Hace unas noches, mientras jugaba Death Stranding y hacía la transmisión de Twitch, Al Ruadh mencionó algo de Super Meat Boy. En ese momento confesé que lo abandoné. “Ya sobreviví al cáncer”, dije, “como para además hacer corajes con un videojuego enfadoso”. Algo así. Chistorete de remisión. Nos reímos un poco. Unas horas antes, instagram me puso un recordatorio, foto de septiembre del 2018, yo frente al espejo. Había terminado mi sexto ciclo de quimioterapia y me estaba preparando psicológicamente para cuatro semanas de radiación. Ali me comentó que parecía haber hecho una misión difícil de Death Stranding. Me reí otra vez.
No me gusta mucho hablar del cáncer (en público, porque el tema lo he tratado con mis amigos y mis amores, con Sol y mi perro, y con algunos familiares que no temen escuchar de ello) porque puede ser algo muy cómodo, una trampa de múltiples capas y profundidades. El cáncer también puede ser una muleta, la mano que extiende un ciego que no está ciego (pero ve mejor que cualquiera de nosotros). Uno podría vivir de esa comodidad, del pobrecito, estuvo enfermo. Creía, en su momento, que era peligroso hacer chistes o abandonarse en la lástima. Todavía lo creo y por eso soy cauteloso con el tema. No siempre podía evitarlo porque mi naturaleza es mordaz y negra; para mí, todo es propenso a la crítica y la risa, a la vuelta de la esquina está la desgracia y nadie está exento, pero precisamente por eso trataba de poner unos controles sobre esa persona fácil que tengo, una persona que reconozco muy bien cuando toma la madeja de hilo y la empieza a desenredar como un gato sonriente.
Creo, también, que mi propia ley mordaza me ayudó a crecer, he tratado de ser más generoso con los otros, me convenzo de ser más paciente y me tomo el tiempo para desmenuzar por qué no a todos las cosas nos pesan igual. Dudo ser siempre exitoso con estos ejercicios de lo ajeno, pero me gusta intentarlo, y darme ese trabajo de ser un poco mejor, día a día, semana a semana, mes a mes. No me urgen los aprendizajes ni los crecimientos, pero estoy vivo porque otros fueron generosos conmigo y si yo puedo regresar ese favor, ser un eslabón para salvar la vida de un extraño, no quiero perder esa oportunidad.
Si hablamos de creencias, no creo en el cielo o en el infierno; creo, definitivamente, que cuando morimos todo desaparece, empieza la negrura perpetua, el olvido y el vacío. Si acaso, lo que más coraje me daba cuando me enteré de lo mío, era haber llegado muy pronto a una etapa de confrontaciones con mis propias creencias. Súbitamente, a mis 36 años, me encontraba en una encrucijada que me acercaba peligrosamente a un final temprano y abrupto. Y qué coraje, porque si crees lo mismo que yo, sabes que no llegarás a otro lado y no te espera ningún paraíso; la resignación es abandonar una vida de placeres: lecturas, juegos, acertijos, amores, risas, paseos con el perro, días de Sol y de calma. Qué coraje.

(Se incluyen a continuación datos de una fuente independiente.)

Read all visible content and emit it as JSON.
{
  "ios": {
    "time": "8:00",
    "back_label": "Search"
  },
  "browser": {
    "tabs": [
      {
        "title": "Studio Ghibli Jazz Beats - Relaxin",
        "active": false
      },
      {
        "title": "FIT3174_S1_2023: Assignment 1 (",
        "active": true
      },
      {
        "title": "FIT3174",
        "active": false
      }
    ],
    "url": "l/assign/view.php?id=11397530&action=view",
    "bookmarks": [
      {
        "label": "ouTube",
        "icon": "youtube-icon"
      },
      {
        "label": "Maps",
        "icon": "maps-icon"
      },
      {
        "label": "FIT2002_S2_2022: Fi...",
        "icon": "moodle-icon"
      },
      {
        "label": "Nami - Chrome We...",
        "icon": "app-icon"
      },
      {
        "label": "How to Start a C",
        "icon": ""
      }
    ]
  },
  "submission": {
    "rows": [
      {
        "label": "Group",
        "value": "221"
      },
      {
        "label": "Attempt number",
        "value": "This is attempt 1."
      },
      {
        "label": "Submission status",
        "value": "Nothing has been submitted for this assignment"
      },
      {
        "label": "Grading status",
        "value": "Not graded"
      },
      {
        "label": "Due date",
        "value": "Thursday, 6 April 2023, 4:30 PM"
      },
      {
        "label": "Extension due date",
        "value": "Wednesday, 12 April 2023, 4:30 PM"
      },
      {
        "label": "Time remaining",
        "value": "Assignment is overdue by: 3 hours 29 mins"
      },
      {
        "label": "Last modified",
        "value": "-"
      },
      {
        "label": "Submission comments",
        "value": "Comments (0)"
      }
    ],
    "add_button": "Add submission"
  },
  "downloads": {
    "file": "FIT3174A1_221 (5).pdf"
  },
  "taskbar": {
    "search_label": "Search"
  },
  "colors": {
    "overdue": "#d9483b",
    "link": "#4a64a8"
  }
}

Cuando hablamos de otros, antes me reía de la naturaleza de lo inexorable, o me molestaba ligeramente, y prefería mantener una sana distancia sobre esas personas que están atrapadas. He aprendido a cultivar el sentimiento de tristeza y empatía, también he aprendido a no alejarme tanto y darme una pausa antes de hablar. Quizás, durante todo ese largo proceso, antes de permitir que otros tuvieran compasión por mí, entendí que yo también debía tenerme compasión y perdonarme a mí mismo. Lo mismo se dicen los coaches de vida, pero entenderlo… de verdad entenderlo, es sumamente difícil y no estoy seguro si ya lo entendí del todo. Pero después de dos años esto parece tener algún sentido y siento una calma, menos engaño y espejismo que certeza, no lo escupo como el ruido fácil de aquella situación entera. Tender la mano es un compromiso no con el otro, pero también contigo. Todos somos uno y uno somos todos.
Probablemente, a estas alturas, he aceptado que voy a vivir muchos años (bueno, si no me mata LA COVIDONGA, mae, pero ya pasé por tantas angustias que, pa’ serle sincero, me da lo mismo si me chinga la gripa). Acepto que soy responsable de mis actos y de mi vida, tengo la carga de mi pasado y la fortuna de mi futuro. Lo bueno es que soy joven (aún cuando sienta esos tirones en el pecho que me recuerdan dónde estuve: en el inframundo). Todavía estoy a tiempo de olvidar este ciclo de bondades y dedicarme de lleno a mejores vicios.